Tags: Hot Action & Decision Making; Decision Making Model; Fast & Frugal Cognition; Decision making 101; Cognitive Load; Individual Ability Vs Cognitive Diversity; Heuristics

Human’s are rationally bounded, consider the following questions through the lens of athletes playing sport, practitioners operating within a sport and coaches on the side lines, training field or in meetings:

  • Is it possible to account for every possible variable when applying logic to a problem or situation?
  • When making decisions in ‘real world’ situations do you have an endless amount of time to consider all the scenarios and outcomes?
  • Do you have ‘endless processing power’ and ‘limitless processing speed’ when trying to decide a course of action or when you need to make a call in the heat of action?
  • When under pressure or emotionally compromised, are you able to completely detach yourself and make a fully logical and rational decision?

Herbert Simon likened human decision making to the cut of a pair of scissors. One blade represents ‘context’ whilst the other would be individual cognition. The cut, to be ecologically rational must account for both. In behavioral economics, cognitive and behavioral psychology significant work has been done to understand decision making.

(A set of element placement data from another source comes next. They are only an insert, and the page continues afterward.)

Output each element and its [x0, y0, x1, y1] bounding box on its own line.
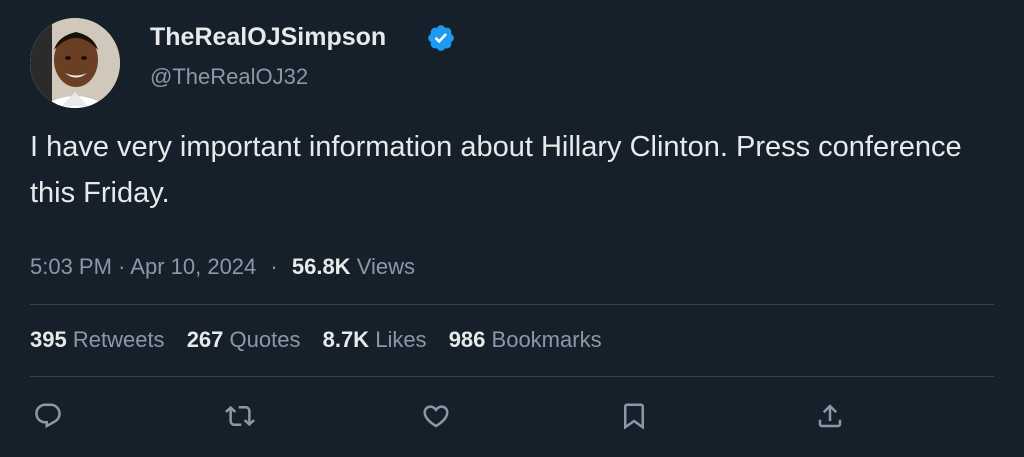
bookmarks-label: Bookmarks [491, 327, 602, 352]
share-icon [818, 404, 842, 428]
views-label: Views [356, 254, 415, 279]
bookmark-button[interactable] [616, 398, 652, 434]
tweet-date[interactable]: Apr 10, 2024 [130, 254, 256, 279]
views-count: 56.8K [291, 254, 351, 279]
like-icon [423, 405, 449, 428]
verified-badge-icon[interactable] [426, 23, 456, 53]
divider [30, 304, 994, 305]
tweet-time[interactable]: 5:03 PM [30, 254, 112, 279]
tweet-meta: 5:03 PM · Apr 10, 2024 · 56.8K Views [30, 252, 415, 282]
bookmark-icon [624, 403, 644, 430]
retweet-button[interactable] [222, 398, 258, 434]
reply-button[interactable] [30, 398, 66, 434]
meta-separator: · [270, 254, 278, 279]
likes-label: Likes [375, 327, 427, 352]
avatar[interactable] [30, 18, 120, 108]
share-button[interactable] [812, 398, 848, 434]
bookmarks-count: 986 [448, 327, 486, 352]
quotes-stat[interactable]: 267 Quotes [187, 327, 301, 352]
retweets-label: Retweets [72, 327, 165, 352]
tweet-text: I have very important information about … [30, 131, 962, 209]
retweets-stat[interactable]: 395 Retweets [30, 327, 165, 352]
reply-icon [35, 403, 61, 429]
meta-separator: · [118, 254, 126, 279]
likes-stat[interactable]: 8.7K Likes [323, 327, 427, 352]
tweet-card: TheRealOJSimpson @TheRealOJ32 I have ver… [0, 0, 1024, 457]
quotes-count: 267 [186, 327, 224, 352]
engagement-stats: 395 Retweets 267 Quotes 8.7K Likes 986 B… [30, 325, 618, 355]
bookmarks-stat[interactable]: 986 Bookmarks [449, 327, 602, 352]
avatar-photo [30, 18, 120, 108]
likes-count: 8.7K [322, 327, 370, 352]
display-name[interactable]: TheRealOJSimpson [150, 20, 386, 54]
author-handle[interactable]: @TheRealOJ32 [150, 62, 308, 92]
like-button[interactable] [418, 398, 454, 434]
retweets-count: 395 [30, 327, 67, 352]
retweet-icon [225, 405, 255, 427]
divider [30, 376, 994, 377]
quotes-label: Quotes [229, 327, 301, 352]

Significant for Sport Coaches and Practitioners

  • Gary Klien – Naturalistic Decision Making & Intuition
  • Kahnehman and Tversky – Heuristics; Biases & Systematic Errors Programme
  • Gerard Gigerenzer – Fast and Frugal Heuristics
  • Vermon Smith – Ecological systems and evolutionary decision making

How could Coaches and Practitioners use decision making science to support them in their practice? Should we consider the player/athletes decision making process and the outcome of their decisions as a fundamental component of the training process, especially if we agree that better decision making under significant pressure is a key ‘performance outcome’ indicator?

  • Is the MDTs practice ecologically ‘valid’?  How has practice evolved, within or out with the environment, within the sport or within the professional practice domain ? If within the environment/sport
  • Is the MDT’s practice self-fulfilling and as such have low inherent validity and immunity from external scrutiny?  Does this matter?
  • Does a practitioners professional training support ecologically rational practice or does this emerge from the context?  If yes
  • Does the MDT shape its practice to fit the sport/the coach or athlete and their rituals/beliefs and standpoint? If yes
  • Does this limit the validity of the professional decision making within context and potentially reduce performance impact?

For Practitioners and Coaches, should we focus attention on the cultural backdrop we operate within and the behaviour this reinforces? If context, social norms and the environment have an influence on decision making it is probably important that we acknowledge how we operate but also the ecology we operate in. Do we unwittingly overlook the importance of being able to make agile decisions that are contextually appropriate? Perhaps we need to revisit the science of decision making acknowledging that we are rationally bounded and give more weight to the complexity of human performance within a moment, a context and the ecology surrounding it.

This might make for better decisions that we can more fully understand.